Itanium: A cautionary tale

By Stephen Shankland, CNET News.com
08 December 2005 11:43 AM
Tags: intel, processor, itanium, chip
But the problems went beyond hardware. The initial promise that x86 and PA-RISC software would run unchanged on the chip only came true for a tiny fraction of applications, and Intel and HP began working hard to lure software companies, whose revenues are tied strongly to how widely a server family is used.

HP and Intel have made progress on the software front. They now have a list of 5,000 applications that run on Itanium, about half of them for HP-UX. In addition, they launched the Itanium Solutions Alliance this year to help lure more.

Unfortunately, 5,000 applications still isn't enough.

Chris Koppe, CEO of Quebec-based Speedware and a board member of the Encompass HP user group, has seen firsthand the importance of the missing Itanium software as his company helps customers migrate off the HP 3000, an earlier server line that's being phased out. About 70 percent of those customers are moving to HP-UX, and of those about half are still buying PA-RISC servers and half Itanium, Koppe said.

"We've had some Itanium prospects who had to go back to PA-RISC because their (software) tools weren't available on Itanium," Koppe said, adding that the tide is slowly turning.

Newer troubles
The October news of Montecito's delay isn't the Itanium's only recent trouble. Intel has also lowered the chip's planned top speed and disabled a 200MHz performance-boosting feature called Foxton. Release dates for future sequels also slipped a year -- a Montecito revamp code-named Montvale into 2007, and Tukwila into 2008.

On top of that, some Itanium allies have departed or backed away.

IBM and Dell dropped Itanium servers this year, leaving HP the only one of the top server makers to sell them.

Among the smaller remaining companies that sell Itanium systems -- NEC, Unisys, Fujitsu, Silicon Graphics Inc., Groupe Bull and Hitachi -- there has been consolidation, as NEC and Unisys announced an October partnership to jointly design Itanium systems.

In January, Microsoft cancelled Windows for Itanium workstations and in September said the next Itanium version of Windows for servers would be limited to use with high-end software such as the SQL Server database.

SGI, already struggling financially, has been hit again. "We were aligning our road map and product delivery to have a time-to-market release with the Montecito processor," Parry said. "Fortunately, we got enough advance insight into where things were that we've been able to react and build a product line based on Madison 9M as an interim solution."

SGI still believes it made the right decision, though. "Intel is going onward and upward with additional dual-core and multicore designs. We see them as great engines to our systems," Parry said.
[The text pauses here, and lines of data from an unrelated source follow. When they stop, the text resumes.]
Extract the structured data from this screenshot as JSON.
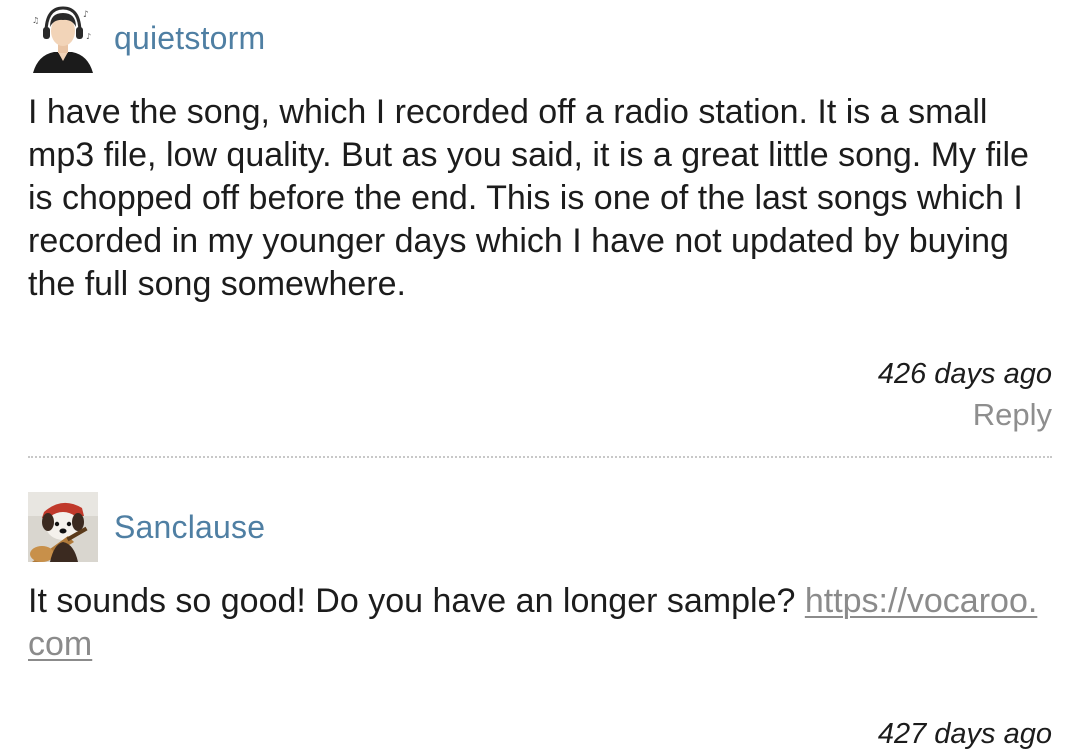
{
  "comments": [
    {
      "avatar_icon": "headphones-man-avatar",
      "username": "quietstorm",
      "body": "I have the song, which I recorded off a radio station. It is a small mp3 file, low quality. But as you said, it is a great little song. My file is chopped off before the end. This is one of the last songs which I recorded in my younger days which I have not updated by buying the full song somewhere.",
      "timestamp": "426 days ago",
      "reply_label": "Reply"
    },
    {
      "avatar_icon": "dog-with-guitar-avatar",
      "username": "Sanclause",
      "body_text": "It sounds so good! Do you have an longer sample? ",
      "link_text": "https://vocaroo.com",
      "timestamp": "427 days ago"
    }
  ],
  "colors": {
    "username": "#4f7fa3",
    "reply": "#8e8e8e",
    "link": "#8b8b8b",
    "divider": "#c8c8c8"
  }
}
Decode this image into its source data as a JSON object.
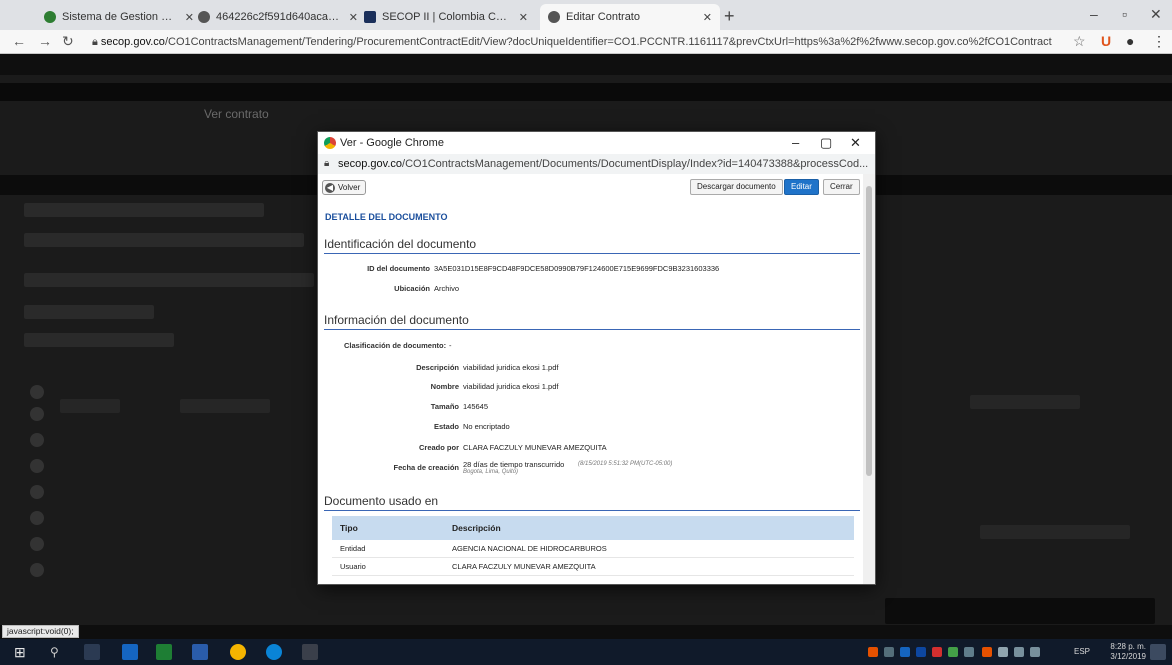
{
  "browser": {
    "tabs": [
      {
        "title": "Sistema de Gestion Documental",
        "color": "#2e7d32"
      },
      {
        "title": "464226c2f591d640aca9ab6de4...",
        "color": "#555555"
      },
      {
        "title": "SECOP II | Colombia Compra Efi...",
        "color": "#1a2f5a"
      },
      {
        "title": "Editar Contrato",
        "color": "#555555"
      }
    ],
    "url_host": "secop.gov.co",
    "url_path": "/CO1ContractsManagement/Tendering/ProcurementContractEdit/View?docUniqueIdentifier=CO1.PCCNTR.1161117&prevCtxUrl=https%3a%2f%2fwww.secop.gov.co%2fCO1ContractsManagement..."
  },
  "background": {
    "breadcrumb": "Ver contrato",
    "rows": [
      "Informacion general",
      "Condiciones",
      "Bienes y servicios",
      "Documentos del Proveedor",
      "Documentos del contrato",
      "Informacion presupuestal",
      "Ejecucion del contrato"
    ]
  },
  "popup": {
    "window_title": "Ver - Google Chrome",
    "url_host": "secop.gov.co",
    "url_path": "/CO1ContractsManagement/Documents/DocumentDisplay/Index?id=140473388&processCod...",
    "volver_label": "Volver",
    "descargar_label": "Descargar documento",
    "editar_label": "Editar",
    "cerrar_label": "Cerrar",
    "detail_title": "DETALLE DEL DOCUMENTO",
    "section1": "Identificación del documento",
    "id_label": "ID del documento",
    "id_value": "3A5E031D15E8F9CD48F9DCE58D0990B79F124600E715E9699FDC9B3231603336",
    "ubicacion_label": "Ubicación",
    "ubicacion_value": "Archivo",
    "section2": "Información del documento",
    "clasificacion_label": "Clasificación de documento:",
    "clasificacion_value": "-",
    "descripcion_label": "Descripción",
    "descripcion_value": "viabilidad juridica ekosi 1.pdf",
    "nombre_label": "Nombre",
    "nombre_value": "viabilidad juridica ekosi 1.pdf",
    "tamano_label": "Tamaño",
    "tamano_value": "145645",
    "estado_label": "Estado",
    "estado_value": "No encriptado",
    "creado_label": "Creado por",
    "creado_value": "CLARA FACZULY MUNEVAR AMEZQUITA",
    "fecha_label": "Fecha de creación",
    "fecha_value": "28 días de tiempo transcurrido",
    "fecha_detail": "(8/15/2019 5:51:32 PM(UTC-05:00)",
    "fecha_zone": "Bogota, Lima, Quito)",
    "section3": "Documento usado en",
    "table_headers": [
      "Tipo",
      "Descripción"
    ],
    "table_rows": [
      {
        "tipo": "Entidad",
        "descripcion": "AGENCIA NACIONAL DE HIDROCARBUROS"
      },
      {
        "tipo": "Usuario",
        "descripcion": "CLARA FACZULY MUNEVAR AMEZQUITA"
      }
    ]
  },
  "statusbar": "javascript:void(0);",
  "taskbar": {
    "lang": "ESP",
    "time": "8:28 p. m.",
    "date": "3/12/2019"
  }
}
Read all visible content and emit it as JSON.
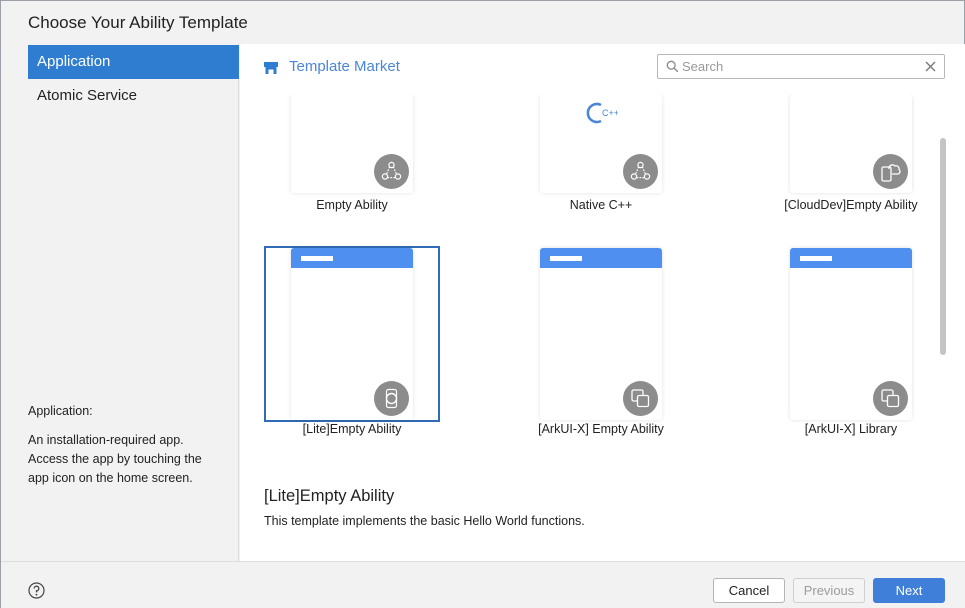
{
  "dialog": {
    "title": "Choose Your Ability Template"
  },
  "sidebar": {
    "items": [
      {
        "label": "Application",
        "active": true
      },
      {
        "label": "Atomic Service",
        "active": false
      }
    ],
    "description": {
      "title": "Application:",
      "body": "An installation-required app. Access the app by touching the app icon on the home screen."
    }
  },
  "market": {
    "label": "Template Market",
    "icon": "store-icon"
  },
  "search": {
    "placeholder": "Search",
    "value": ""
  },
  "templates": [
    {
      "label": "Empty Ability",
      "badge_icon": "nodes-icon"
    },
    {
      "label": "Native C++",
      "badge_icon": "nodes-icon",
      "logo": "C++"
    },
    {
      "label": "[CloudDev]Empty Ability",
      "badge_icon": "cloud-device-icon"
    },
    {
      "label": "[Lite]Empty Ability",
      "badge_icon": "watch-icon",
      "selected": true
    },
    {
      "label": "[ArkUI-X] Empty Ability",
      "badge_icon": "multi-device-icon"
    },
    {
      "label": "[ArkUI-X] Library",
      "badge_icon": "multi-device-icon"
    }
  ],
  "selected_detail": {
    "title": "[Lite]Empty Ability",
    "description": "This template implements the basic Hello World functions."
  },
  "footer": {
    "cancel": "Cancel",
    "previous": "Previous",
    "next": "Next",
    "help_icon": "help-icon"
  },
  "colors": {
    "accent": "#2f7dd1",
    "preview_bar": "#4f8ff0",
    "badge": "#8c8c8c",
    "next_button": "#3f7fd9"
  }
}
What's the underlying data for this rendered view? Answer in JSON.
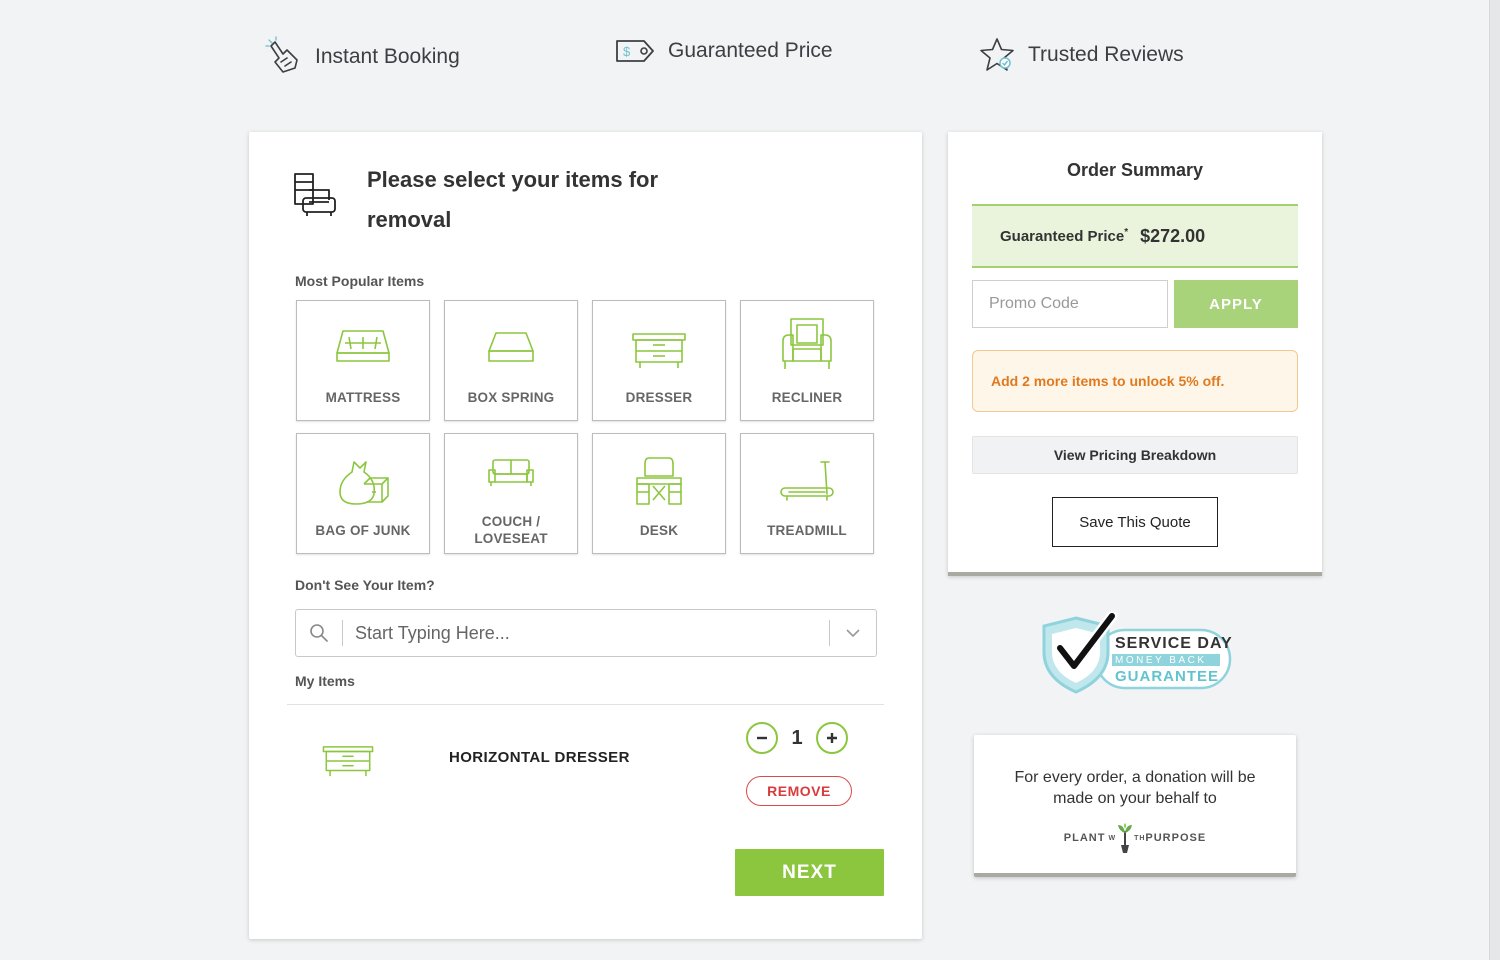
{
  "features": [
    {
      "label": "Instant Booking",
      "icon": "hand-tap-icon"
    },
    {
      "label": "Guaranteed Price",
      "icon": "price-tag-icon"
    },
    {
      "label": "Trusted Reviews",
      "icon": "star-check-icon"
    }
  ],
  "main": {
    "title": "Please select your items for removal",
    "popular_label": "Most Popular Items",
    "items": [
      {
        "label": "MATTRESS",
        "icon": "mattress-icon"
      },
      {
        "label": "BOX SPRING",
        "icon": "box-spring-icon"
      },
      {
        "label": "DRESSER",
        "icon": "dresser-icon"
      },
      {
        "label": "RECLINER",
        "icon": "recliner-icon"
      },
      {
        "label": "BAG OF JUNK",
        "icon": "junk-bag-icon"
      },
      {
        "label": "COUCH / LOVESEAT",
        "icon": "couch-icon"
      },
      {
        "label": "DESK",
        "icon": "desk-icon"
      },
      {
        "label": "TREADMILL",
        "icon": "treadmill-icon"
      }
    ],
    "search_label": "Don't See Your Item?",
    "search_placeholder": "Start Typing Here...",
    "my_items_label": "My Items",
    "my_items": [
      {
        "name": "HORIZONTAL DRESSER",
        "quantity": "1",
        "remove_label": "REMOVE",
        "icon": "dresser-icon"
      }
    ],
    "next_label": "NEXT"
  },
  "summary": {
    "title": "Order Summary",
    "price_label": "Guaranteed Price",
    "price_asterisk": "*",
    "price_value": "$272.00",
    "promo_placeholder": "Promo Code",
    "apply_label": "APPLY",
    "promo_note": "Add 2 more items to unlock 5% off.",
    "pricing_breakdown_label": "View Pricing Breakdown",
    "save_quote_label": "Save This Quote"
  },
  "guarantee": {
    "line1": "SERVICE DAY",
    "line2": "MONEY BACK",
    "line3": "GUARANTEE"
  },
  "donation": {
    "text": "For every order, a donation will be made on your behalf to",
    "logo_left": "PLANT",
    "logo_mid_w": "W",
    "logo_mid_th": "TH",
    "logo_right": "PURPOSE"
  },
  "colors": {
    "accent_green": "#8cc63f",
    "apply_green": "#a9d37a",
    "remove_red": "#d93b3b",
    "promo_orange": "#e07a1f",
    "badge_teal": "#62c3cf"
  }
}
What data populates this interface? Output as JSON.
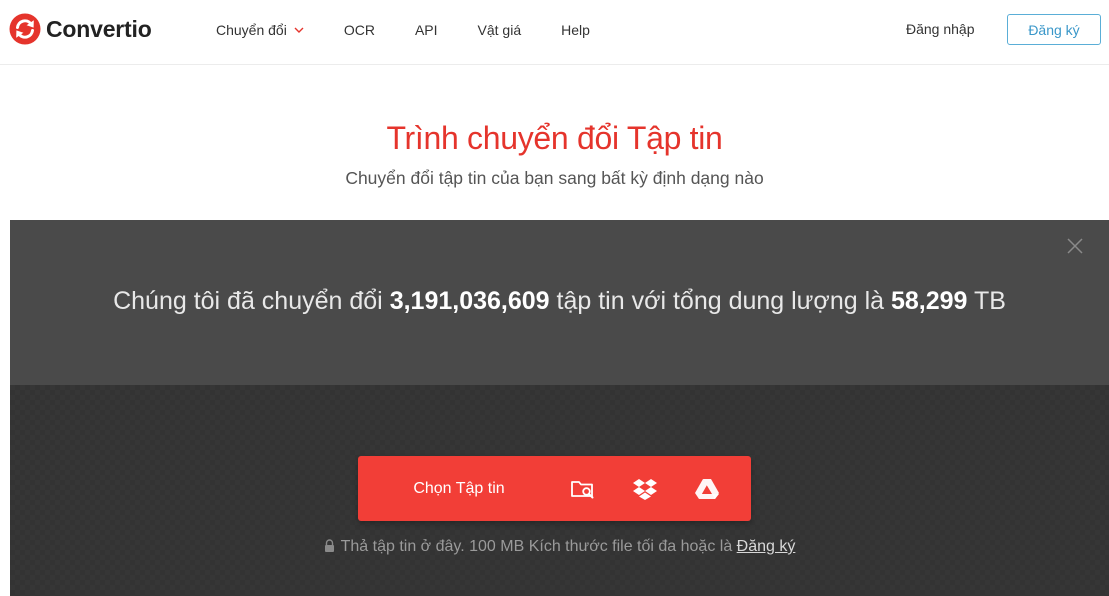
{
  "brand": {
    "name": "Convertio",
    "color": "#e5342c"
  },
  "nav": {
    "items": [
      {
        "label": "Chuyển đổi",
        "has_dropdown": true
      },
      {
        "label": "OCR"
      },
      {
        "label": "API"
      },
      {
        "label": "Vật giá"
      },
      {
        "label": "Help"
      }
    ],
    "login_label": "Đăng nhập",
    "signup_label": "Đăng ký"
  },
  "hero": {
    "title": "Trình chuyển đổi Tập tin",
    "subtitle": "Chuyển đổi tập tin của bạn sang bất kỳ định dạng nào"
  },
  "stats": {
    "prefix": "Chúng tôi đã chuyển đổi ",
    "files_count": "3,191,036,609",
    "middle": " tập tin với tổng dung lượng là ",
    "total_size": "58,299",
    "suffix": " TB"
  },
  "upload": {
    "choose_label": "Chọn Tập tin",
    "sources": [
      "folder-search-icon",
      "dropbox-icon",
      "google-drive-icon"
    ],
    "drop_note": "Thả tập tin ở đây. 100 MB Kích thước file tối đa hoặc là ",
    "drop_note_link": "Đăng ký",
    "button_color": "#f23e37"
  }
}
The Montecito delay in October also affected HP, which had planned to release a new high-end Itanium server that uses Montecito and a chipset code-named Arches.

The October change particularly affected Unisys, whose ES7000 line can accommodate both Xeon and Itanium chips. The company now is delaying a feature that Intel had planned to launch in 2007, a "common platform architecture" that would allow Xeon and Itanium chips to plug into the same sockets. That would have simplified Unisys server designs.

Competitors have become increasingly eager to pounce on Itanium.

Software companies "make their money on licencee counts, so for them it's very important for them to achieve volume," said Karl Freund, vice president of marketing for IBM's rival Power-based Unix servers. "It doesn't have that critical mass."

And Sun President Jonathan Schwartz said on his blog in November that Itanium is headed for "a lingering death."

But through it all, Itanium allies maintain their optimism.

"We certainly had our challenges," HP's Huck said. "All in all, we're coming out ahead."